Correspondence to: Won-Bae Chang
Department of Surgery, Jeju National University Hospital, 15 Aran 13-gil, Jeju 63241, Korea
Tel: +82-64-717-2287
Fax: +82-64-757-8276
E-mail: wbchangmd@gmail.com

Received: July 8, 2022; Accepted: August 1, 2022

This is an Open Access article distributed under the terms of the Creative Commons Attribution Non-Commercial License (http://creativecommons.org/licenses/by-nc/4.0/) which permits unrestricted non-commercial use, distribution, and reproduction in any medium, provided the original work is properly cited.

Abstract

To overcome the shortage of kidney donors, diverse methods have been utilized, including living donor kidney transplantation (LDKT) and extended criteria for deceased donor grafts. Currently, LDKT is a major treatment option. However, in Jeju, deceased donor kidney transplantation (DDKT) has been restricted due to the prolonged cold ischemia time (CIT) caused by the island’s geographic disadvantages and transportation limitations. We report the first LDKT in Jeju, which demonstrates a means of overcoming prolonged CIT. A 67-year-old male patient with diabetic nephropathy underwent a preemptive ABO compatible LDKT (ABO type O+) from his 62-year-old wife. The operation was uneventful, using anti-thymocyte globulin based on the recipient’s medical and immunologic risks. The patient recovered without significant complications and was discharged on postoperative day 15. Follow-up Doppler ultrasonography showed good blood flow to the kidney, and his serum creatinine levels steadily decreased and remained stable. The first successful LDKT in Jeju was significant in that kidney transplantation was implemented by compensating for its geographic limitations. In addition, we review machine perfusion as another method of avoiding prolonged CIT.

Keywords: Living donors, Kidney transplantation, Cold ischemia, Perfusion

HIGHLIGHTS
  • Living donor kidney transplantation (LDKT) and expansion of the criteria for deceased donor grafts have been utilized to overcome the shortage of kidney donors.

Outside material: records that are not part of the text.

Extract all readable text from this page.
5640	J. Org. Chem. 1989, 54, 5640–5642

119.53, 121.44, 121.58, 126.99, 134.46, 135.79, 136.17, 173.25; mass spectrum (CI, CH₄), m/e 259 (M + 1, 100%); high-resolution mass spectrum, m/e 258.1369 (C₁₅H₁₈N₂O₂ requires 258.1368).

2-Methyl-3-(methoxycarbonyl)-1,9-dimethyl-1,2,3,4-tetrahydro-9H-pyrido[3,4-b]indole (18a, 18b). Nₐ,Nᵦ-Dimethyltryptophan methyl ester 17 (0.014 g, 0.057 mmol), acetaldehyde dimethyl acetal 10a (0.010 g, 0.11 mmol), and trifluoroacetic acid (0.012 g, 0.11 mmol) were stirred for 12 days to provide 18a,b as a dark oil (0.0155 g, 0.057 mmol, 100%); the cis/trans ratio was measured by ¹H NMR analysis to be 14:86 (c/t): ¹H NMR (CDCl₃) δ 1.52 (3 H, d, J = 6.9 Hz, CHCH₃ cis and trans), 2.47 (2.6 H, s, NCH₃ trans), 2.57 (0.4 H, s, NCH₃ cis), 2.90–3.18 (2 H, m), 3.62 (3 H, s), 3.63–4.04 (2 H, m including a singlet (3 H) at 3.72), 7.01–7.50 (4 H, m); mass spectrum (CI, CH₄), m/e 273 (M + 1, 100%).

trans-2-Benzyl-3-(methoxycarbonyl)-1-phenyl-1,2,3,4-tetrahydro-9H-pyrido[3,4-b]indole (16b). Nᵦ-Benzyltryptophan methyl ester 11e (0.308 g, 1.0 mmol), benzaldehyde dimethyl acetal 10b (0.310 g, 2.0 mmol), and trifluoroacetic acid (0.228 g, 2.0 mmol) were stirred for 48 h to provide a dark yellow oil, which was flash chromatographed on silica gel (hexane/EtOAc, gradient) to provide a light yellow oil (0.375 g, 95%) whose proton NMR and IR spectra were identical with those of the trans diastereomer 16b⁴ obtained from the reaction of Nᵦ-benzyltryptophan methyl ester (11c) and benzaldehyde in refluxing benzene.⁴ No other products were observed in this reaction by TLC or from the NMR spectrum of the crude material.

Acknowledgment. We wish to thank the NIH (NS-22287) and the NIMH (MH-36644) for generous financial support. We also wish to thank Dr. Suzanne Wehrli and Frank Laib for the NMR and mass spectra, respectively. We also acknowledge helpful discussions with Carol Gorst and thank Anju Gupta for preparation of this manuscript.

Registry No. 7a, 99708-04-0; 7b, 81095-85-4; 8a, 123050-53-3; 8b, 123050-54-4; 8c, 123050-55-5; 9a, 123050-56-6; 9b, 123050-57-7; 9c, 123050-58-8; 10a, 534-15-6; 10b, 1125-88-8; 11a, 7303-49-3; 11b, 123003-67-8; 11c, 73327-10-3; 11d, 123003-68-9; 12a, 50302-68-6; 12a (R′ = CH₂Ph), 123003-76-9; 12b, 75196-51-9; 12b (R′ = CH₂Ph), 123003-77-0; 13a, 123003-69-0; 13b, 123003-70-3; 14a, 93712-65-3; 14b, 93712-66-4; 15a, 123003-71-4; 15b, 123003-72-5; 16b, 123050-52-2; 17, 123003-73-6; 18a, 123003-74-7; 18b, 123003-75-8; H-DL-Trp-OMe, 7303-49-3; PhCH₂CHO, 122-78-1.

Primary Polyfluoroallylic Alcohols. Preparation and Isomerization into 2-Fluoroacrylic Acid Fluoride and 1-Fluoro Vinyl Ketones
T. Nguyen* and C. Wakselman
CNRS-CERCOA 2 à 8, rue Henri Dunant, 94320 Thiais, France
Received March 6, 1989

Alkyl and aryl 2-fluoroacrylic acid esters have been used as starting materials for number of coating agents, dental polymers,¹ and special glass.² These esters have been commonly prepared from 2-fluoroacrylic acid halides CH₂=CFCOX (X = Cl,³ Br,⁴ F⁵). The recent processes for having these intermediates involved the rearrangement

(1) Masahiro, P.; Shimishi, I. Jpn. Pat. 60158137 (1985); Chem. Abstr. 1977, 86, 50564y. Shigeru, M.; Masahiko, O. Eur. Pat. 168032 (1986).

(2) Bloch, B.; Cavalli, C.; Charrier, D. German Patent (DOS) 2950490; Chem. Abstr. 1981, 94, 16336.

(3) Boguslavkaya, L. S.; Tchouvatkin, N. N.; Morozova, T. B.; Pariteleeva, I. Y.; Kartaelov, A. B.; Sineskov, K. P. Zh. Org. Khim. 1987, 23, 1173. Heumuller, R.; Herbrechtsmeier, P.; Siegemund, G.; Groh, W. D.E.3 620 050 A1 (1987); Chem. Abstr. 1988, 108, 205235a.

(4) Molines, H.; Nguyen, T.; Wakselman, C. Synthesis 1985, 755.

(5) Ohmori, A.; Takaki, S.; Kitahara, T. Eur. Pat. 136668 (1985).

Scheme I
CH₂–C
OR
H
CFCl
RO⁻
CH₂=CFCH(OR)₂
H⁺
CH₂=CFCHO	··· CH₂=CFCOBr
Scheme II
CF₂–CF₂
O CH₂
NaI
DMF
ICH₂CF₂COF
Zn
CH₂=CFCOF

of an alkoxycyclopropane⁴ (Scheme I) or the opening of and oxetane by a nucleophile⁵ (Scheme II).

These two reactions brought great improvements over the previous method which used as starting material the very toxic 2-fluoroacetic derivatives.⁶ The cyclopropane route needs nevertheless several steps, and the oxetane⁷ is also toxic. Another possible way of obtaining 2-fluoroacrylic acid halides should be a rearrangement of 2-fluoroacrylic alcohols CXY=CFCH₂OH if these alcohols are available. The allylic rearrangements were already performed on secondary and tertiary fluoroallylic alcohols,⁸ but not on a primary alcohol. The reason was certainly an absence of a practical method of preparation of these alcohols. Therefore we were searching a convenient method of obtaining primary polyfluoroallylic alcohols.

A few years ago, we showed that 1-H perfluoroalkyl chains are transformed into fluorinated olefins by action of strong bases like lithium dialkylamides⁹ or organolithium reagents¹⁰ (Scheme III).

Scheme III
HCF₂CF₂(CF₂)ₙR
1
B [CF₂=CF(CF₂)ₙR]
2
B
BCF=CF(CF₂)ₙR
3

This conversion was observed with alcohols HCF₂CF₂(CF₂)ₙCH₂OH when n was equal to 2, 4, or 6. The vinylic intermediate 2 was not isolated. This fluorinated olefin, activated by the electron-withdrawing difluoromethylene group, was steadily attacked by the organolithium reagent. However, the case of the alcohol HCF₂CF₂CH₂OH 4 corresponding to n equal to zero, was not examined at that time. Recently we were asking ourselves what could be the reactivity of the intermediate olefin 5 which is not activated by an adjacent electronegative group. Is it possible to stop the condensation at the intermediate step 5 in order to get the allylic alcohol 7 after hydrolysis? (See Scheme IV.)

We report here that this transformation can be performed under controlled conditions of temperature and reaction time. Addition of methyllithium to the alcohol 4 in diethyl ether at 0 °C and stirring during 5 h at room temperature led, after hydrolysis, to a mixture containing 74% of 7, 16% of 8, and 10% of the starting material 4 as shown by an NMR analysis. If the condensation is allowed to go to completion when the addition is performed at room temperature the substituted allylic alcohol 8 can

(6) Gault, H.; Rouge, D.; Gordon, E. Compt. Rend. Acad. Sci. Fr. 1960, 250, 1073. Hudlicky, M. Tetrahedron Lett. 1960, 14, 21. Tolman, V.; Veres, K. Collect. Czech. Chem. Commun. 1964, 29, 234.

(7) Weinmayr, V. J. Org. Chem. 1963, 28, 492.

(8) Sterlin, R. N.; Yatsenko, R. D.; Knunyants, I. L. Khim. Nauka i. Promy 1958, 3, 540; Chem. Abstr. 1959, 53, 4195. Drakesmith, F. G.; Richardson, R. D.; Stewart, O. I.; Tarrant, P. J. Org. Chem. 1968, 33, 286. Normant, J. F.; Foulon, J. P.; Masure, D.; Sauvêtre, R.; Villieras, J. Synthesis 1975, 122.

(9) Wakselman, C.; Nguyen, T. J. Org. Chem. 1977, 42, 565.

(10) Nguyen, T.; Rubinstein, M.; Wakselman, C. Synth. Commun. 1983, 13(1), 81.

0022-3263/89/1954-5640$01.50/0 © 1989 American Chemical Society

  • The geography and resulting transportation limitations of Jeju place it at risk for prolonged cold ischemia time (CIT) in deceased donor kidney transplantations, especially in marginal donor grafts.

  • The first successful LDKT in Jeju is significant in that it compensated for the disadvantages of its geography.

  • Machine perfusion is a good alternative for overcoming prolonged CIT in Jeju.